On May 25, 2018, the Federal Court of Canada released its decision in Her Majesty the Queen v The Toronto-Dominion Bank. The case revolved around whether the proceeds of the sale of a house by a debtor of Toronto-Dominion Bank (TD) were considered funds held in trust for the payment of overdue GST/HST under the Excise Tax Act (ETA).
The issue arose when the debtor, Mr. Weisflock, voluntarily sold his house and used the proceeds from the sale to pay back the TD mortgage, which was secured by the house. The Canada Revenue Agency (CRA) demanded repayment of the proceeds from TD based on the position that it was the rightful beneficiary pursuant to the deemed trust rules in section 222 of the ETA. The bank refused to return the proceeds.
Mr. Weisflock carried on a landscaping business and in 2007 and 2008, and in relation thereto, he collected but did not remit GST. In 2010, TD granted Mr. Weisflock a home equity line of credit and mortgage, secured by his residence. The Court found that TD was unaware of the outstanding GST remittances at the time of application.
In 2011, Mr. Weisflock sold his house and used the proceeds to repay the debts to TD and the applicable security was discharged. In April 2013, CRA issued a demand to TD for payment of the outstanding remittances on the basis of the deemed trust rules under the ETA.
Section 222 of the ETA addresses outstanding GST/HST remittance in two principle ways. First, a deemed trust is created by the statute when GST/HST is collected by a taxpayer.
Second, it also creates a statutory obligation to pay the proceeds of the trust property to satisfy the tax debt. This statutory obligation requires the repayment of the GST/HST from the deemed trust funds, whomever is in possession of those funds. The Crown, being the beneficiary of the trust funds, is the beneficial owner of these funds and the payment takes priority to any other debt from a secured creditor.

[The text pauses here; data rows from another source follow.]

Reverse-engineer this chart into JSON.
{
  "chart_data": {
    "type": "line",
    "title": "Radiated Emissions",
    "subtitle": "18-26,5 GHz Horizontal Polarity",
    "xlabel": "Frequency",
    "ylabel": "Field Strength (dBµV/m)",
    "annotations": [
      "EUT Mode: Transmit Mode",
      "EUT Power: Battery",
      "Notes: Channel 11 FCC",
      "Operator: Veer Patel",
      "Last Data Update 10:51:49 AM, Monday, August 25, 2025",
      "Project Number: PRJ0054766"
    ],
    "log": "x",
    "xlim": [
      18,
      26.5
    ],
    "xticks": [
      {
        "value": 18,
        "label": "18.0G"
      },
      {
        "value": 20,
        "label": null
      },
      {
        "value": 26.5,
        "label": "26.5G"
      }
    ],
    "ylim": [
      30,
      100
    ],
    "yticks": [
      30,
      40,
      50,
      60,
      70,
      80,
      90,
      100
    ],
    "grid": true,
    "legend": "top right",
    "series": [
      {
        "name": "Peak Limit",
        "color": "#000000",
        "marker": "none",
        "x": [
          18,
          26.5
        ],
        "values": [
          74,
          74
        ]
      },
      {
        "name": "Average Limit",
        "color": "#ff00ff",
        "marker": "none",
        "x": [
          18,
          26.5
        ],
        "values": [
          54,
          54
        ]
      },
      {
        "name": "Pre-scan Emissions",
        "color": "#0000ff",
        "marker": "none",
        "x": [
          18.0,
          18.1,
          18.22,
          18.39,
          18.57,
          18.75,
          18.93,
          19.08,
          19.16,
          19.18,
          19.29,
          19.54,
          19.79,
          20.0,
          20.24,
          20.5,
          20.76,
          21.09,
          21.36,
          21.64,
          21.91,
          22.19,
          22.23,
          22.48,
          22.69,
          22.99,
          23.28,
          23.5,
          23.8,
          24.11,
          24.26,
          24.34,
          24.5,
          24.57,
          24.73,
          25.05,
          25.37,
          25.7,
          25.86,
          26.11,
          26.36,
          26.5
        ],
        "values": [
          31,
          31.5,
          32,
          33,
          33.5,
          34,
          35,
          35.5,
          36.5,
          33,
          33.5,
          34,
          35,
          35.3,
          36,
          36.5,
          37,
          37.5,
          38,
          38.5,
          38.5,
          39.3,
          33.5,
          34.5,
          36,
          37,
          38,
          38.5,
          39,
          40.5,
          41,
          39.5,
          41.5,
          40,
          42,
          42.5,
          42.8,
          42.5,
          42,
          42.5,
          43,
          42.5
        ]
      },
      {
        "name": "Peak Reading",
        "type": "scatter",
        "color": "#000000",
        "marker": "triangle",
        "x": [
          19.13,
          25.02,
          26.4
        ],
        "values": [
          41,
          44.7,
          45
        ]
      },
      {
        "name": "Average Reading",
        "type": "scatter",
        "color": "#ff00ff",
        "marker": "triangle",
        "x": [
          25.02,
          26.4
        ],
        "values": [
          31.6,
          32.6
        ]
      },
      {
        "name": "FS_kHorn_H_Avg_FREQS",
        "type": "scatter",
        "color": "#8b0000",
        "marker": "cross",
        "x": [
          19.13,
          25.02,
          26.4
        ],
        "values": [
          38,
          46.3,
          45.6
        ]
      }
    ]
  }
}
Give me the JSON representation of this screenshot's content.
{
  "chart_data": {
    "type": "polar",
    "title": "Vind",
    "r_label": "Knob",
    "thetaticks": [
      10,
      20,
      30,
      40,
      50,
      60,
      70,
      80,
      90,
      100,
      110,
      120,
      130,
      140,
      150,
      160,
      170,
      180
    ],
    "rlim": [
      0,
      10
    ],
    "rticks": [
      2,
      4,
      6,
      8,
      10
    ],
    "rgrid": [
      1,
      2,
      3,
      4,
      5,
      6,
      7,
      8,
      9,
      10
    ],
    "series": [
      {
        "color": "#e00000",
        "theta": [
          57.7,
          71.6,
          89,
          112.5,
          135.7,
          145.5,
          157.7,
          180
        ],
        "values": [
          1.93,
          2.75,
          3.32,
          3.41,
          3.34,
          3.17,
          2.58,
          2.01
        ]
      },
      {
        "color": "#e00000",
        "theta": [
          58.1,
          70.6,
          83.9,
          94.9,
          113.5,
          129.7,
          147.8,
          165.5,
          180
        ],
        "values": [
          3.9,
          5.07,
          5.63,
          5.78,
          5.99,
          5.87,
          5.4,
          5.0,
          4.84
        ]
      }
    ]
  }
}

During the trial, TD argued that the proceeds of the house sale did not fit into the definition of “proceeds” under the ETA because proceeds should only refer to amounts obtained by a secured creditor realizing a security. As no definition for proceeds is found in the ETA, or other related tax statutes such as the Income Tax Act, the Court looked beyond the ETA for a proper interpretation of “proceeds”. The Court relied on prior case law and personal property security law for the definition, which it found to convey a wider meaning, including any amount received when voluntarily selling property.

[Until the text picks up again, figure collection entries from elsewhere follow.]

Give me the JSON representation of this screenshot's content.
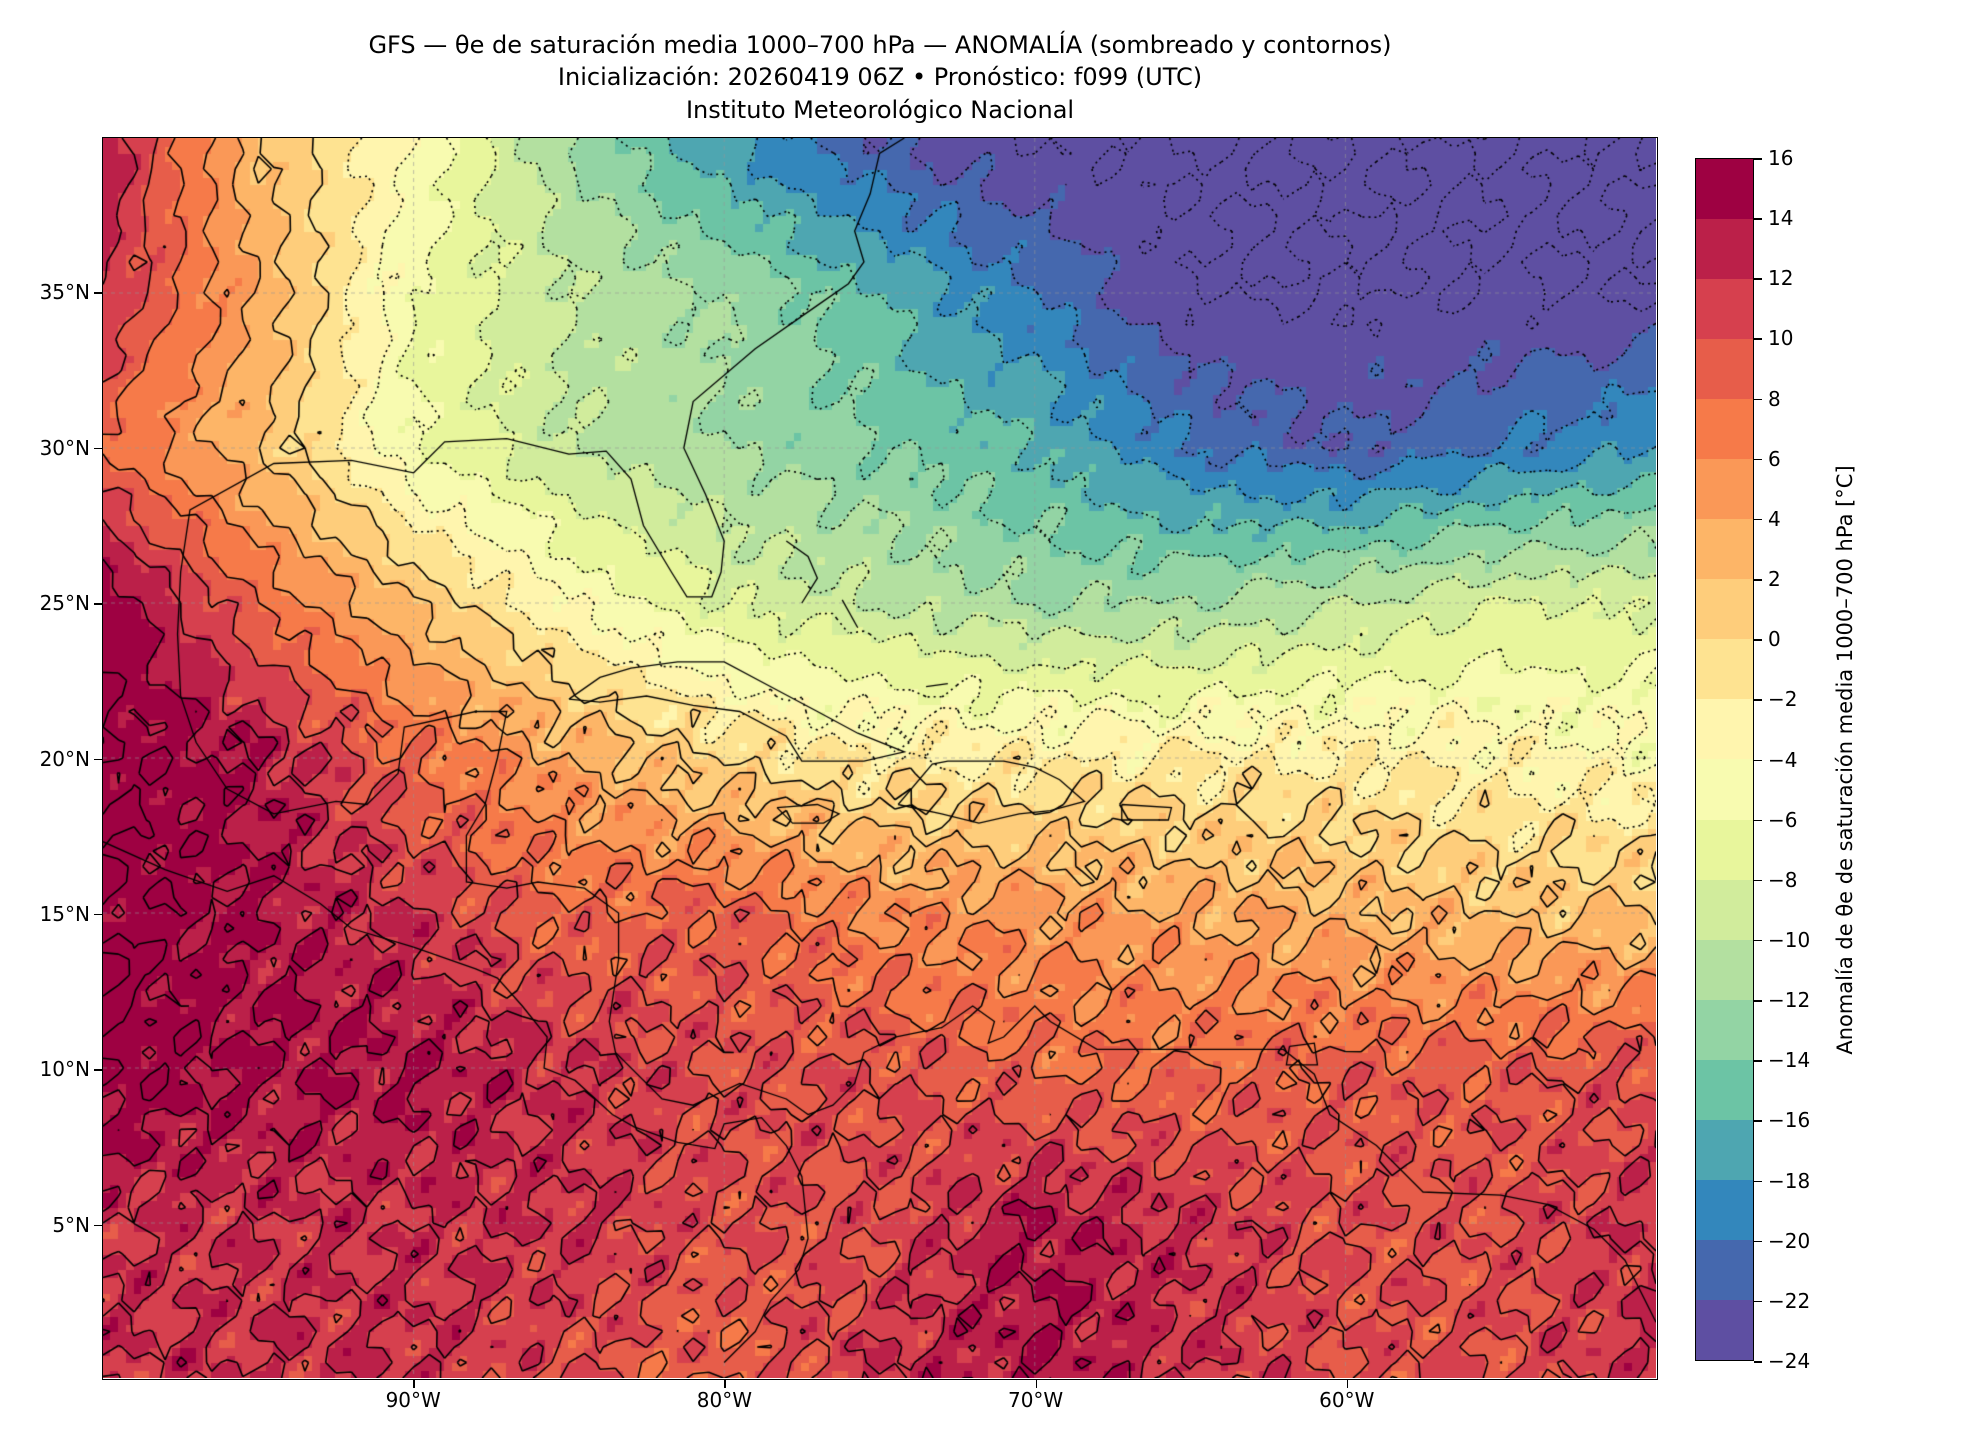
{
  "title": {
    "line1": "GFS — θe de saturación media 1000–700 hPa — ANOMALÍA (sombreado y contornos)",
    "line2": "Inicialización: 20260419 06Z   •   Pronóstico: f099 (UTC)",
    "line3": "Instituto Meteorológico Nacional"
  },
  "colorbar": {
    "label": "Anomalía de θe de saturación media 1000–700 hPa [°C]",
    "ticks": [
      "16",
      "14",
      "12",
      "10",
      "8",
      "6",
      "4",
      "2",
      "0",
      "−2",
      "−4",
      "−6",
      "−8",
      "−10",
      "−12",
      "−14",
      "−16",
      "−18",
      "−20",
      "−22",
      "−24"
    ],
    "colors": [
      "#9e0142",
      "#bb2049",
      "#d6404e",
      "#e75d4a",
      "#f67a49",
      "#fa9857",
      "#fdb567",
      "#fecd7b",
      "#fee391",
      "#fff5ae",
      "#f8fbb0",
      "#e8f69c",
      "#d1ec9c",
      "#b3e0a0",
      "#93d4a4",
      "#6cc4a5",
      "#4ea6b1",
      "#3387bc",
      "#4568ae",
      "#5e4fa2"
    ]
  },
  "axes": {
    "x_ticks": [
      {
        "label": "90°W",
        "lon": -90
      },
      {
        "label": "80°W",
        "lon": -80
      },
      {
        "label": "70°W",
        "lon": -70
      },
      {
        "label": "60°W",
        "lon": -60
      }
    ],
    "y_ticks": [
      {
        "label": "35°N",
        "lat": 35
      },
      {
        "label": "30°N",
        "lat": 30
      },
      {
        "label": "25°N",
        "lat": 25
      },
      {
        "label": "20°N",
        "lat": 20
      },
      {
        "label": "15°N",
        "lat": 15
      },
      {
        "label": "10°N",
        "lat": 10
      },
      {
        "label": "5°N",
        "lat": 5
      }
    ]
  },
  "chart_data": {
    "type": "heatmap",
    "title": "GFS — θe de saturación media 1000–700 hPa — ANOMALÍA",
    "lon_range": [
      -100,
      -50
    ],
    "lat_range": [
      0,
      40
    ],
    "levels": [
      -24,
      16,
      2
    ],
    "grid_lons": [
      -100,
      -95,
      -90,
      -85,
      -80,
      -75,
      -70,
      -65,
      -60,
      -55,
      -50
    ],
    "grid_lats": [
      40,
      35,
      30,
      25,
      20,
      15,
      10,
      5,
      0
    ],
    "values": [
      [
        14,
        2,
        -4,
        -12,
        -18,
        -22,
        -24,
        -24,
        -24,
        -24,
        -24
      ],
      [
        12,
        4,
        -6,
        -10,
        -12,
        -16,
        -20,
        -24,
        -24,
        -24,
        -24
      ],
      [
        8,
        2,
        -6,
        -10,
        -12,
        -14,
        -16,
        -20,
        -22,
        -20,
        -18
      ],
      [
        16,
        8,
        2,
        -4,
        -8,
        -10,
        -12,
        -12,
        -10,
        -8,
        -8
      ],
      [
        16,
        14,
        8,
        4,
        0,
        -2,
        -2,
        -2,
        -2,
        -3,
        -4
      ],
      [
        16,
        14,
        12,
        8,
        9,
        6,
        5,
        4,
        3,
        2,
        2
      ],
      [
        16,
        14,
        14,
        12,
        10,
        10,
        8,
        8,
        9,
        9,
        10
      ],
      [
        12,
        12,
        12,
        12,
        10,
        10,
        14,
        12,
        10,
        10,
        12
      ],
      [
        12,
        12,
        12,
        10,
        8,
        12,
        14,
        12,
        10,
        10,
        12
      ]
    ],
    "units": "°C"
  }
}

With the definition of proceeds defined broadly enough to capture the proceeds of the sale of the house, the bank made a number of other arguments in order to negate that the statutory trust existed over the proceeds. The first argument was that TD, upon receiving the proceeds, was a bona fide purchaser for value. The principle of the defence of a bona fide purchaser for value states that when a third party purchases something with good consideration and without knowledge of an existing interest, legal or beneficial, the prior interest is defeated. Therefore, a bona fide purchaser for value receiving proceeds from a sale would defeat any beneficial interest the Crown may have in unpaid GST/HST.

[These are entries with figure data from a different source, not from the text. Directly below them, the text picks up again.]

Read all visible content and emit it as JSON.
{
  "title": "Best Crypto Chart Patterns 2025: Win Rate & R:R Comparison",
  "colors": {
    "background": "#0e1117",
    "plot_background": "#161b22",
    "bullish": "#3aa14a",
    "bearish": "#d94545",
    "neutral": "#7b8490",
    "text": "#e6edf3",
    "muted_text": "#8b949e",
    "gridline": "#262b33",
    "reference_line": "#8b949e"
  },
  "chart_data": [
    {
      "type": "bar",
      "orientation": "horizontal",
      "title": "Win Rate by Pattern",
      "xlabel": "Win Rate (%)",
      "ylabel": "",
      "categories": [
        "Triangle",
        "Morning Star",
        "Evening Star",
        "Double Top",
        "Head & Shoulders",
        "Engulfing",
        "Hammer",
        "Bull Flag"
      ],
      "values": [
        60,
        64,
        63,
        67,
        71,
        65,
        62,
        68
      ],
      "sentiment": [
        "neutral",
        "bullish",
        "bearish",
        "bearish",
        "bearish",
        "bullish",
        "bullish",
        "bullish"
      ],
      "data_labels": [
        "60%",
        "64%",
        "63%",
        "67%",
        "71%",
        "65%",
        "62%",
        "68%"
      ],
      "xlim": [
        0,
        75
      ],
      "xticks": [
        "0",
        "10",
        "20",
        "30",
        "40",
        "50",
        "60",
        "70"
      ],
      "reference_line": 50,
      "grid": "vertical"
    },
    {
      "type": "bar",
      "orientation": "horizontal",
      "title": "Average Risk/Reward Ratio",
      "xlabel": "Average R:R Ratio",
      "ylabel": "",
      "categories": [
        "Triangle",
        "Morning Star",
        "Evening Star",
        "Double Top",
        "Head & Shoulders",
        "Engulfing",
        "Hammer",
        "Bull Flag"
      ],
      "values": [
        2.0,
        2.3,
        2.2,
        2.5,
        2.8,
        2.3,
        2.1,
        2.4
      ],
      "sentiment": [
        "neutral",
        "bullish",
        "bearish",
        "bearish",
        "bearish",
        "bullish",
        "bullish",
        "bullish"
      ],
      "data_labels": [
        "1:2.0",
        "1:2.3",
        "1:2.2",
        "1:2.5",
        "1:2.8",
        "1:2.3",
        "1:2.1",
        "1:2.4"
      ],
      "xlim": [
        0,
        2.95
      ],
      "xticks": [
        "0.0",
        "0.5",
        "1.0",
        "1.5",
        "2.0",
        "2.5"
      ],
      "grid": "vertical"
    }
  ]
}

However, the Court found that the repayment of a loan is not considered a purchase, and therefore TD could not be a bona fide purchaser for value. If that were the case, secured creditors could always invoke this defence when dealing with the proceeds of a security interest, completely undermining the intent of section 222 of the ETA. Secured creditors are not purchasers when they are being repaid for their debt voluntarily, or when they realize their security. Interestingly, the Court noted that the bona fide purchaser for value defence remains available for unsecured creditors.
TD also made the argument that a “triggering event” was required for the trust to come into existence. A triggering event could include the bankruptcy of the debtor or a demand made by the lender. This argument was outright dismissed as the statutory trust operates in a continuous manner as long as the debtor is in default of its obligations to remit.
Ultimately, the Court determined that a secured creditor without any knowledge of a debtor’s tax debt can have the amounts received for repayment of a loan retroactively seized by the Crown, due to the super priority of the Crown in respect to GST/HST.
It is important to note that other federal statutes contain similar provisions to section 222 of the ETA. One of the outstanding issues is that, in many cases, secured creditors may have no way of knowing about their debtors’ GST/HST debt.
While the Court admitted that this super priority is rather harsh, it also determined that this outcome was the proper intent of Parliament. That being said, Parliament gave secured creditors a partial exemption through registering a prescribed security interest under the Security Interest GST/HST Regulations. This exemption retains the priority of a security over the Crown for a portion of a mortgage on land or a building or hypothec, as long as the interest is registered before the deemed trust arises. In other words, the interest must be registered before the tax debtor owes their tax debt, which would not have assisted TD in the case at hand.
While some protection is granted to the secured lender through this prescribed security interest, it exists only in relation to mortgages and hypothecs and is often less than the full value of the debt to the secured creditor.
Not surprisingly, this case has been appealed and the decision of the Federal Court of Appeals is eagerly awaited.